One takeaway is that, as of now, the tech problems haven’t infected the rest of the economy. So, one of the big questions now is: Can it remain isolated? Or, is it the case that the things that are causing the tech sector to slow down are eventually going to hit the rest of the economy? That’s really something that’s tough to call right now.
One of the things we’re trying to do is find those nexuses, those connections – what are the bridges between the tech industry and the rest of the economy? Locally, we can say, well, let’s look at the housing market. One of the big factors behind the cooling housing market is that you now have a lot of tech workers who are either getting laid off or are just kind of concerned about maybe getting laid off. Those are the men and women whose high incomes allowed them not to worry about affordability, so they could continue to buy houses and to rent expensive apartments. That helped prop up the Seattle-area housing market. Okay, so now we have a pullback among those high-rollers. What does that mean for the long-term momentum of the housing market? So we’re constantly looking for ways in which a pullback in the tech sector naturally bridges over into the larger economy.
Well, what about smaller tech companies? Do they now have a more open playing field when it comes to recruiting workers at salaries they can afford?
This has been the sort of hopeful narrative that has emerged from this latest round of layoffs. You have economists and recruiters saying we’ll soak up those jobs. But if you talk to individual employees that are now on that job market, they’re finding, it’s a little lean out there. Or, if they are seeing positions, sometimes they have to move, leave the state, leave the area or accept lower pay.

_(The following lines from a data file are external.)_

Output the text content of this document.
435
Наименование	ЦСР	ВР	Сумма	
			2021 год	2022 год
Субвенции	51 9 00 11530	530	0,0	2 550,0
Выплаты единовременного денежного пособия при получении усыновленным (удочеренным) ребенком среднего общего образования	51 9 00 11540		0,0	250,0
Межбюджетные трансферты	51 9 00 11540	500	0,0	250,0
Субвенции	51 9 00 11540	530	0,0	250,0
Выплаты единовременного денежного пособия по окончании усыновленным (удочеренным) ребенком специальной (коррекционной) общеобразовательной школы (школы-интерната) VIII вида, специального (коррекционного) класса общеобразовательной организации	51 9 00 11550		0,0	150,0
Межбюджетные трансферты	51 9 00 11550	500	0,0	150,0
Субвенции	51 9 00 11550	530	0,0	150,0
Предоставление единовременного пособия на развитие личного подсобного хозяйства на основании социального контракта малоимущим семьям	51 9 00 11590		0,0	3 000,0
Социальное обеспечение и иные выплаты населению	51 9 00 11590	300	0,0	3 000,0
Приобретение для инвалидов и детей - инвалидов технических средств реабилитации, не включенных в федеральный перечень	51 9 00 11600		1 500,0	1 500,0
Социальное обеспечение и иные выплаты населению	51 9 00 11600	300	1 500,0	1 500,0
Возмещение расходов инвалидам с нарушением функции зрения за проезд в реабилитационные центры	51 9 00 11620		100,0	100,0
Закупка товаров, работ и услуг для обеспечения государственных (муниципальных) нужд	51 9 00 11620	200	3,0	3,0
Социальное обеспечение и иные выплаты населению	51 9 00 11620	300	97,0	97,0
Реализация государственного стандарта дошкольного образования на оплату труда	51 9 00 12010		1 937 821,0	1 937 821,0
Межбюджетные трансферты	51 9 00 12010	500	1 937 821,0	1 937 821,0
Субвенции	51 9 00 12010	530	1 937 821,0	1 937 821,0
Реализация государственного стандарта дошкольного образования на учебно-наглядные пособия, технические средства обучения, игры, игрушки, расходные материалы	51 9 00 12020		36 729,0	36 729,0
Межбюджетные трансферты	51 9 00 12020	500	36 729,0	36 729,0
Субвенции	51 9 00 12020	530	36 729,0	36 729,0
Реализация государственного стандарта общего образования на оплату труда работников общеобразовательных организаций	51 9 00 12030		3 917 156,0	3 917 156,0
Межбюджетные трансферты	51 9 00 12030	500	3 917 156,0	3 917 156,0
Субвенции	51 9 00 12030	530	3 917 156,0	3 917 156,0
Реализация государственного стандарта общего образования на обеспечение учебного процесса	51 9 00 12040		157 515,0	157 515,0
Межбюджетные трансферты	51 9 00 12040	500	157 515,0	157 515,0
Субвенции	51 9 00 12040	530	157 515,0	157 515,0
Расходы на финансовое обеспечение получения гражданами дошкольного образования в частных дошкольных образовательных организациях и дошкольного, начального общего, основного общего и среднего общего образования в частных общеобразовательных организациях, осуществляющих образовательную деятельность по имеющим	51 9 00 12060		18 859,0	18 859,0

One of the interesting things about the Seattle tech market was, because it was such a tight labor market and because we were really focused on these big name employers, salaries were really high. And you also had a lot of specialty roles, people that were really focused on a particular technology or process. They were experts in that, and they could command a super high salary. As they go back out onto the market and maybe are looking at jobs at smaller companies that don’t have those specialized roles, they’re really not going to be able to command the same salaries.
Outside of layoffs, what will you be keeping an eye out for?
I think what’s so scary about the tech layoffs is that tech has been a huge driver of economic growth over the last 20 years. It was one of the engines that kept the economy going through the pandemic. Now, tech is sort of paying the price for some of that earlier success. The question is: if the rest of the economy slows down, as we expect sometime next year, will it have a soft landing or a hard landing? We don’t know yet. Are we going to have to hope for a recovery without the help of tech, or will tech have recovered enough by then to put his shoulder to the wheel?